18 April 2024

Medium

424. Longest Repeating Character Replacement (R)

Link: https://leetcode.com/problems/longest-substring-without-repeating-characters

Description: Given a string, find the length of the longest substring with repeating characters.

Solution:

Using a sliding window approach, we can keep track of the characters in the current substring using a frequency count. We iterate through the string and add characters to the frequency count until the window is invalid. A window is invalid if the length of the window minus the frequency of the most frequent character is greater than k. In this case, we decrease the frequency of the character at the start of the window and move the start of the window to the right. We continue this process until we reach the end of the string and keep track of the maximum length of the valid window.

When the window is invalid, we decrease the frequency of the character at the start of the window and move the start of the window to the right.

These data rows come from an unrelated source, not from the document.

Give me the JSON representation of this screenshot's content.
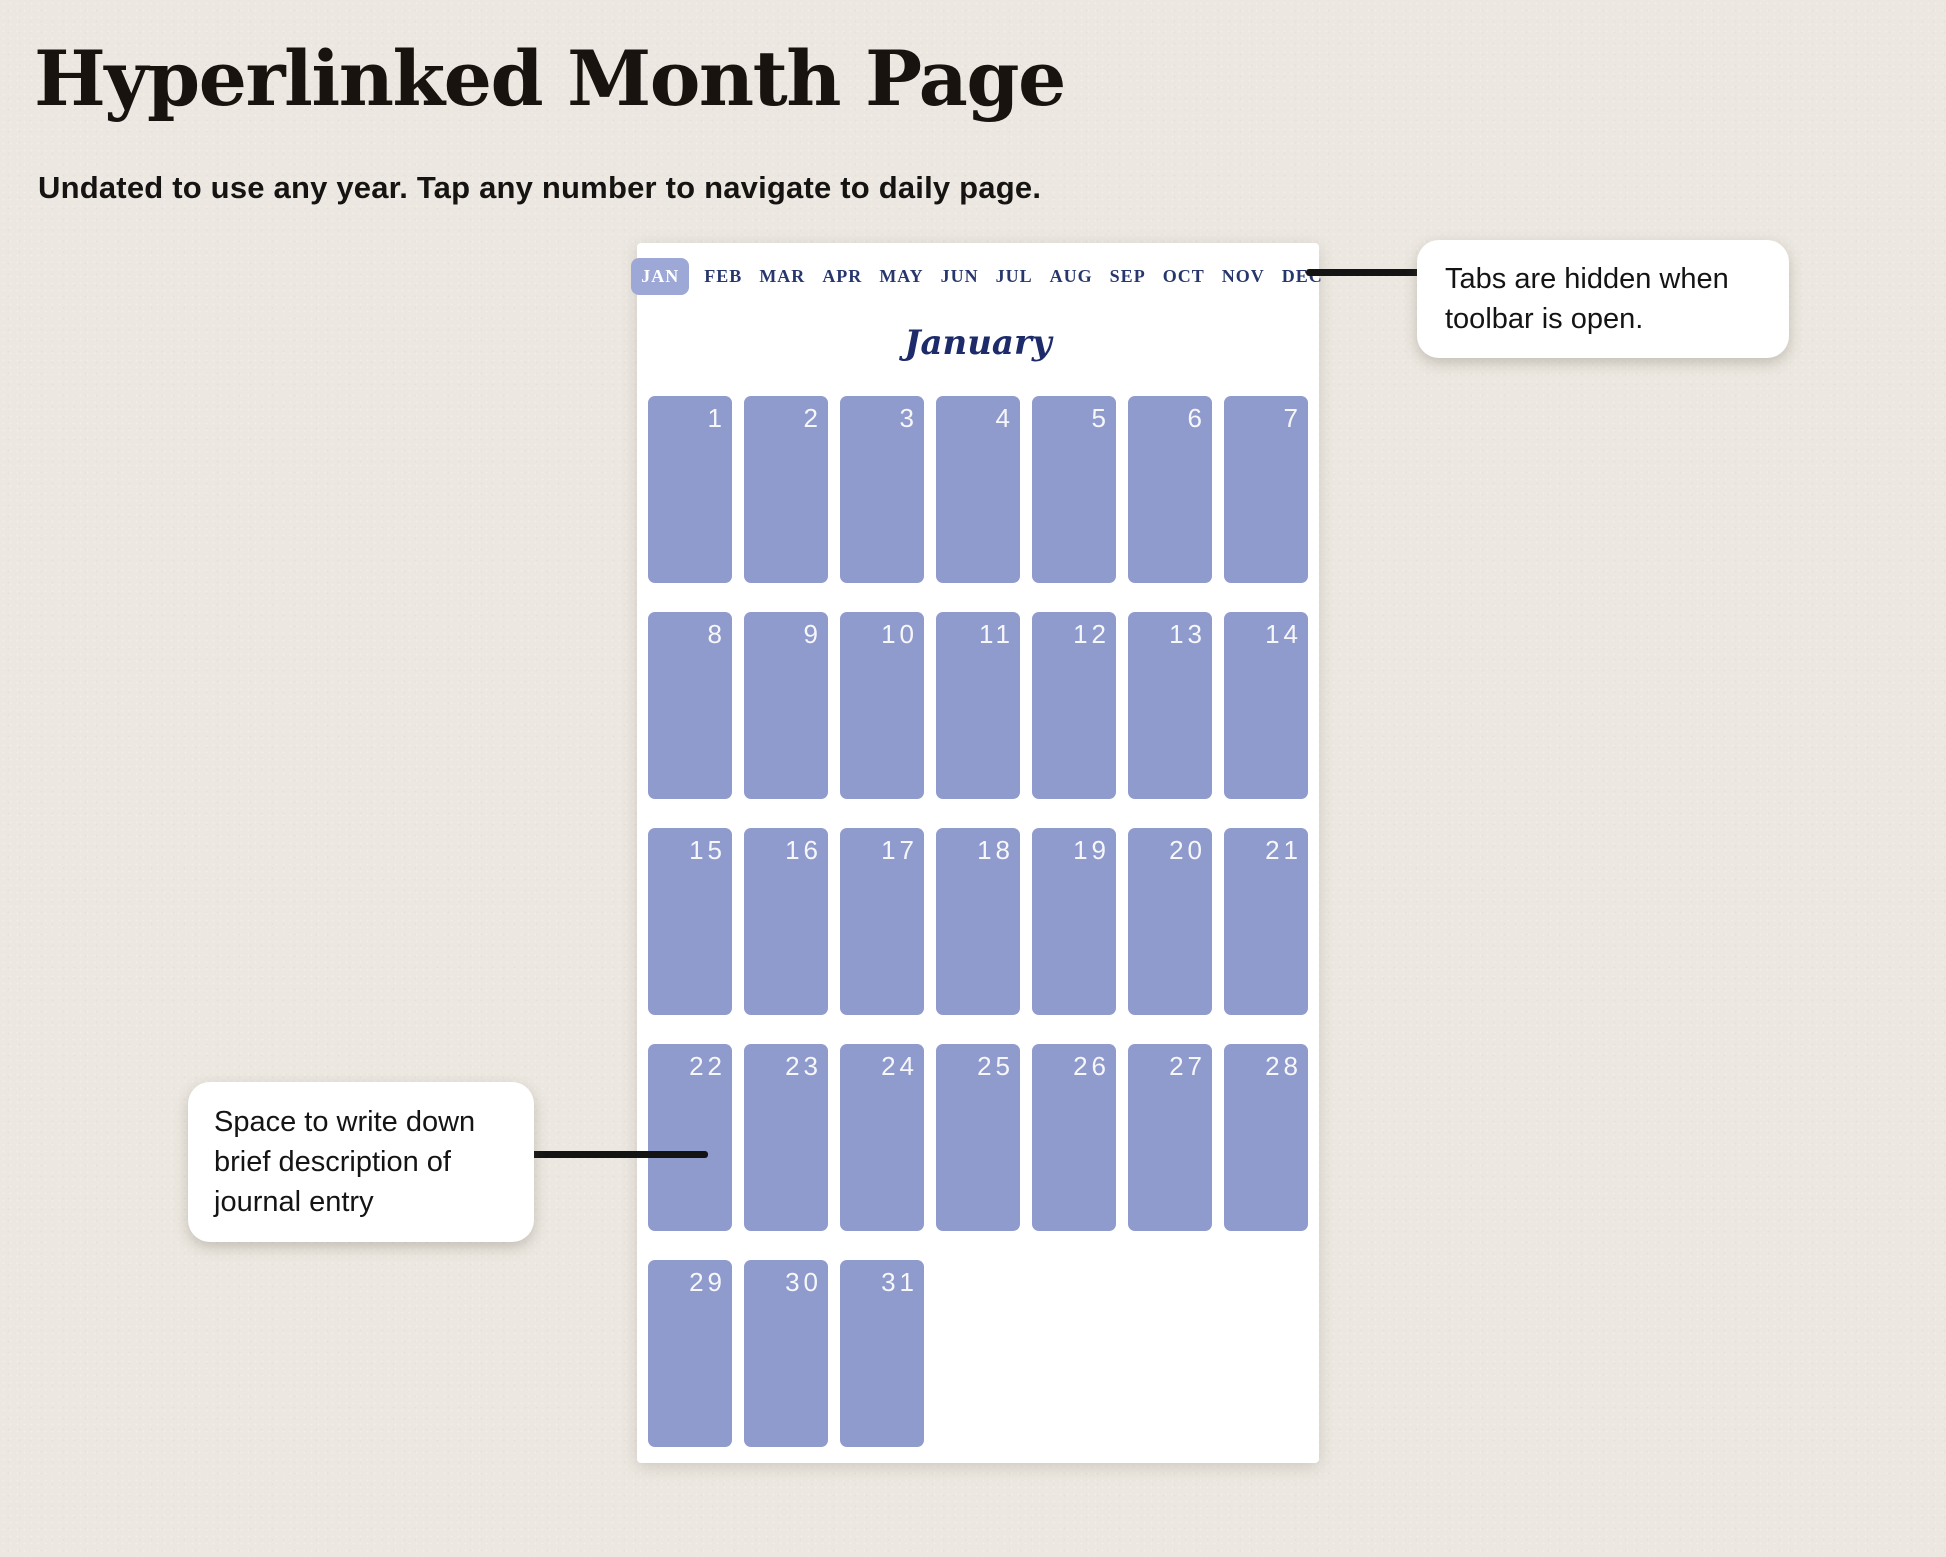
{
  "header": {
    "title": "Hyperlinked Month Page",
    "subtitle": "Undated to use any year. Tap any number to navigate to daily page."
  },
  "planner": {
    "month_title": "January",
    "tabs": [
      {
        "label": "JAN",
        "selected": true
      },
      {
        "label": "FEB",
        "selected": false
      },
      {
        "label": "MAR",
        "selected": false
      },
      {
        "label": "APR",
        "selected": false
      },
      {
        "label": "MAY",
        "selected": false
      },
      {
        "label": "JUN",
        "selected": false
      },
      {
        "label": "JUL",
        "selected": false
      },
      {
        "label": "AUG",
        "selected": false
      },
      {
        "label": "SEP",
        "selected": false
      },
      {
        "label": "OCT",
        "selected": false
      },
      {
        "label": "NOV",
        "selected": false
      },
      {
        "label": "DEC",
        "selected": false
      }
    ],
    "days": [
      1,
      2,
      3,
      4,
      5,
      6,
      7,
      8,
      9,
      10,
      11,
      12,
      13,
      14,
      15,
      16,
      17,
      18,
      19,
      20,
      21,
      22,
      23,
      24,
      25,
      26,
      27,
      28,
      29,
      30,
      31
    ]
  },
  "callouts": {
    "tabs_hidden_note": "Tabs are hidden when toolbar is open.",
    "journal_space_note": "Space to write down brief description of journal entry"
  },
  "colors": {
    "background": "#ece8e1",
    "page_background": "#ffffff",
    "day_cell": "#8f9acd",
    "selected_tab_background": "#9ea8d6",
    "tab_text": "#27376d",
    "month_title_text": "#1d2b6b",
    "day_number_text": "#f7f7fa",
    "connector_line": "#141414"
  }
}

This ensures that the window is valid and the length of the window is calculated correctly.

/**
 * @param {string} s
 * @param {number} k
 * @return {number}
 */
var characterReplacement = function (s, k) {
  let maxLen = 0 // This will hold the maximum length of the valid window
  let maxCount = 0 // This will hold the count of the most frequently occurring character in the current window
  let start = 0 // Start of the sliding window
  const count = {} // Character frequency count within the window

  for (let end = 0; end < s.length; end++) {
    const charEnd = s[end]
    // Update the frequency of the current character
    if (!count[charEnd]) count[charEnd] = 0
    count[charEnd]++

    // Update maxCount to the frequency of the most frequent character in the current window
    maxCount = Math.max(maxCount, count[charEnd])

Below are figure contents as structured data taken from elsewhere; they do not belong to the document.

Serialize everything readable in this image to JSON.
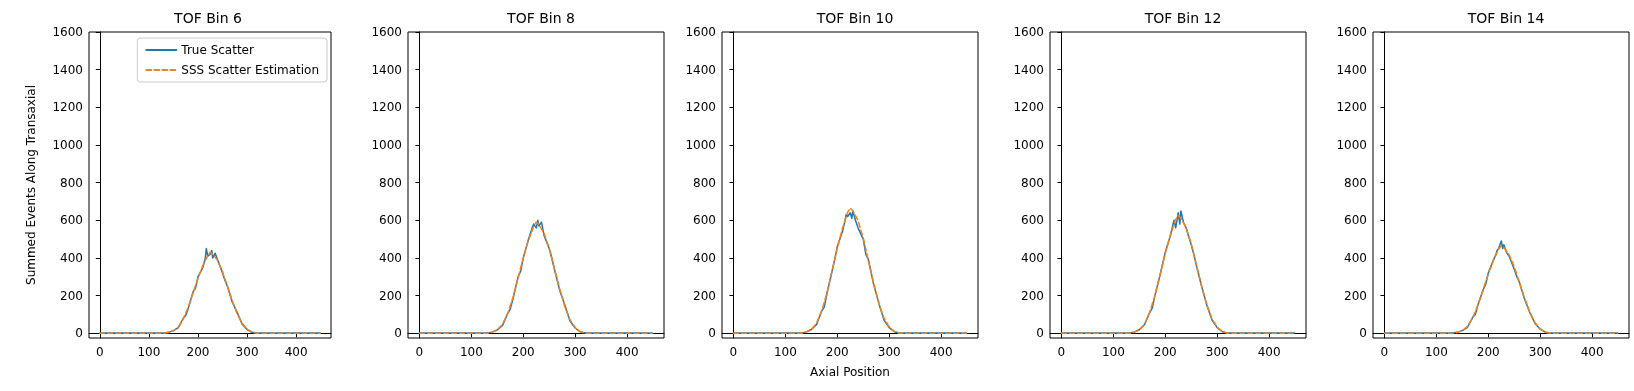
{
  "chart_data": [
    {
      "type": "line",
      "title": "TOF Bin 6",
      "ylabel": "Summed Events Along Transaxial",
      "xlim": [
        -22,
        471
      ],
      "xticks": [
        0,
        100,
        200,
        300,
        400
      ],
      "ylim": [
        -25,
        1600
      ],
      "yticks": [
        0,
        200,
        400,
        600,
        800,
        1000,
        1200,
        1400,
        1600
      ],
      "marker": "none",
      "legend": "top right",
      "series": [
        {
          "name": "True Scatter",
          "color": "#1f77b4",
          "line_style": "solid",
          "x": [
            0,
            100,
            130,
            140,
            150,
            160,
            170,
            175,
            180,
            190,
            195,
            200,
            210,
            215,
            217,
            220,
            225,
            228,
            230,
            235,
            240,
            250,
            255,
            260,
            270,
            280,
            290,
            300,
            310,
            320,
            350,
            449
          ],
          "values": [
            2,
            1,
            2,
            5,
            14,
            30,
            80,
            95,
            130,
            220,
            240,
            300,
            350,
            400,
            450,
            410,
            420,
            440,
            400,
            425,
            390,
            320,
            280,
            250,
            165,
            110,
            48,
            20,
            5,
            2,
            1,
            2
          ]
        },
        {
          "name": "SSS Scatter Estimation",
          "color": "#ff7f0e",
          "line_style": "dashed",
          "x": [
            0,
            100,
            130,
            140,
            150,
            160,
            170,
            180,
            190,
            200,
            210,
            220,
            225,
            230,
            240,
            250,
            260,
            270,
            280,
            290,
            300,
            310,
            320,
            350,
            449
          ],
          "values": [
            0,
            0,
            0,
            4,
            13,
            34,
            77,
            138,
            215,
            292,
            361,
            413,
            430,
            421,
            387,
            327,
            249,
            172,
            103,
            52,
            22,
            6,
            0,
            0,
            0
          ]
        }
      ]
    },
    {
      "type": "line",
      "title": "TOF Bin 8",
      "xlim": [
        -22,
        471
      ],
      "xticks": [
        0,
        100,
        200,
        300,
        400
      ],
      "ylim": [
        -25,
        1600
      ],
      "yticks": [
        0,
        200,
        400,
        600,
        800,
        1000,
        1200,
        1400,
        1600
      ],
      "marker": "none",
      "series": [
        {
          "color": "#1f77b4",
          "line_style": "solid",
          "x": [
            0,
            100,
            130,
            140,
            150,
            160,
            170,
            175,
            180,
            190,
            195,
            200,
            210,
            215,
            217,
            220,
            225,
            228,
            230,
            235,
            240,
            250,
            255,
            260,
            270,
            280,
            290,
            300,
            310,
            320,
            350,
            449
          ],
          "values": [
            2,
            1,
            2,
            6,
            18,
            42,
            105,
            130,
            180,
            300,
            330,
            400,
            500,
            540,
            560,
            580,
            560,
            600,
            570,
            590,
            520,
            450,
            400,
            340,
            230,
            150,
            65,
            28,
            7,
            2,
            1,
            2
          ]
        },
        {
          "color": "#ff7f0e",
          "line_style": "dashed",
          "x": [
            0,
            100,
            130,
            140,
            150,
            160,
            170,
            180,
            190,
            200,
            210,
            220,
            225,
            230,
            240,
            250,
            260,
            270,
            280,
            290,
            300,
            310,
            320,
            350,
            449
          ],
          "values": [
            0,
            0,
            0,
            5,
            18,
            47,
            106,
            189,
            295,
            401,
            495,
            567,
            590,
            578,
            531,
            449,
            342,
            236,
            141,
            71,
            30,
            8,
            0,
            0,
            0
          ]
        }
      ]
    },
    {
      "type": "line",
      "title": "TOF Bin 10",
      "xlabel": "Axial Position",
      "xlim": [
        -22,
        471
      ],
      "xticks": [
        0,
        100,
        200,
        300,
        400
      ],
      "ylim": [
        -25,
        1600
      ],
      "yticks": [
        0,
        200,
        400,
        600,
        800,
        1000,
        1200,
        1400,
        1600
      ],
      "marker": "none",
      "series": [
        {
          "color": "#1f77b4",
          "line_style": "solid",
          "x": [
            0,
            100,
            130,
            140,
            150,
            160,
            170,
            175,
            180,
            190,
            195,
            200,
            210,
            215,
            217,
            220,
            225,
            228,
            230,
            235,
            240,
            250,
            255,
            260,
            270,
            280,
            290,
            300,
            310,
            320,
            350,
            449
          ],
          "values": [
            2,
            1,
            2,
            6,
            20,
            45,
            118,
            140,
            210,
            330,
            390,
            460,
            540,
            600,
            630,
            620,
            640,
            610,
            650,
            600,
            560,
            500,
            420,
            390,
            260,
            160,
            70,
            30,
            8,
            2,
            1,
            2
          ]
        },
        {
          "color": "#ff7f0e",
          "line_style": "dashed",
          "x": [
            0,
            100,
            130,
            140,
            150,
            160,
            170,
            180,
            190,
            200,
            210,
            220,
            225,
            230,
            240,
            250,
            260,
            270,
            280,
            290,
            300,
            310,
            320,
            350,
            449
          ],
          "values": [
            0,
            0,
            0,
            6,
            20,
            53,
            119,
            213,
            333,
            452,
            558,
            643,
            665,
            651,
            599,
            506,
            385,
            266,
            159,
            80,
            34,
            9,
            0,
            0,
            0
          ]
        }
      ]
    },
    {
      "type": "line",
      "title": "TOF Bin 12",
      "xlim": [
        -22,
        471
      ],
      "xticks": [
        0,
        100,
        200,
        300,
        400
      ],
      "ylim": [
        -25,
        1600
      ],
      "yticks": [
        0,
        200,
        400,
        600,
        800,
        1000,
        1200,
        1400,
        1600
      ],
      "marker": "none",
      "series": [
        {
          "color": "#1f77b4",
          "line_style": "solid",
          "x": [
            0,
            100,
            130,
            140,
            150,
            160,
            170,
            175,
            180,
            190,
            195,
            200,
            210,
            215,
            217,
            220,
            225,
            228,
            230,
            235,
            240,
            250,
            255,
            260,
            270,
            280,
            290,
            300,
            310,
            320,
            350,
            449
          ],
          "values": [
            2,
            1,
            2,
            6,
            19,
            45,
            110,
            135,
            200,
            310,
            370,
            430,
            520,
            580,
            600,
            560,
            640,
            580,
            650,
            590,
            560,
            470,
            420,
            360,
            250,
            150,
            70,
            30,
            8,
            2,
            1,
            2
          ]
        },
        {
          "color": "#ff7f0e",
          "line_style": "dashed",
          "x": [
            0,
            100,
            130,
            140,
            150,
            160,
            170,
            180,
            190,
            200,
            210,
            220,
            225,
            230,
            240,
            250,
            260,
            270,
            280,
            290,
            300,
            310,
            320,
            350,
            449
          ],
          "values": [
            0,
            0,
            0,
            6,
            19,
            49,
            112,
            200,
            312,
            424,
            524,
            604,
            625,
            612,
            562,
            475,
            362,
            250,
            150,
            76,
            32,
            9,
            0,
            0,
            0
          ]
        }
      ]
    },
    {
      "type": "line",
      "title": "TOF Bin 14",
      "xlim": [
        -22,
        471
      ],
      "xticks": [
        0,
        100,
        200,
        300,
        400
      ],
      "ylim": [
        -25,
        1600
      ],
      "yticks": [
        0,
        200,
        400,
        600,
        800,
        1000,
        1200,
        1400,
        1600
      ],
      "marker": "none",
      "series": [
        {
          "color": "#1f77b4",
          "line_style": "solid",
          "x": [
            0,
            100,
            130,
            140,
            150,
            160,
            170,
            175,
            180,
            190,
            195,
            200,
            210,
            215,
            217,
            220,
            225,
            228,
            230,
            235,
            240,
            250,
            255,
            260,
            270,
            280,
            290,
            300,
            310,
            320,
            350,
            449
          ],
          "values": [
            2,
            1,
            2,
            5,
            14,
            32,
            85,
            100,
            150,
            230,
            260,
            320,
            390,
            420,
            440,
            450,
            490,
            450,
            470,
            430,
            410,
            340,
            300,
            270,
            180,
            110,
            52,
            22,
            6,
            2,
            1,
            2
          ]
        },
        {
          "color": "#ff7f0e",
          "line_style": "dashed",
          "x": [
            0,
            100,
            130,
            140,
            150,
            160,
            170,
            180,
            190,
            200,
            210,
            220,
            225,
            230,
            240,
            250,
            260,
            270,
            280,
            290,
            300,
            310,
            320,
            350,
            449
          ],
          "values": [
            0,
            0,
            0,
            4,
            14,
            37,
            83,
            149,
            232,
            316,
            390,
            447,
            465,
            455,
            418,
            354,
            269,
            186,
            111,
            56,
            24,
            6,
            0,
            0,
            0
          ]
        }
      ]
    }
  ]
}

    // Calculate the length of the current window
    let windowLength = end - start + 1

    // Check if the current window is valid
    if (windowLength - maxCount > k) {
      // The window is not valid, decrease the frequency of the character at 'start' and move 'start' right
      const charStart = s[start]
      count[charStart]--
      start++
    } else {
      // Update maxLen if the current window is valid and larger than previous valid windows
      maxLen = Math.max(maxLen, windowLength)
    }
  }

  return maxLen
}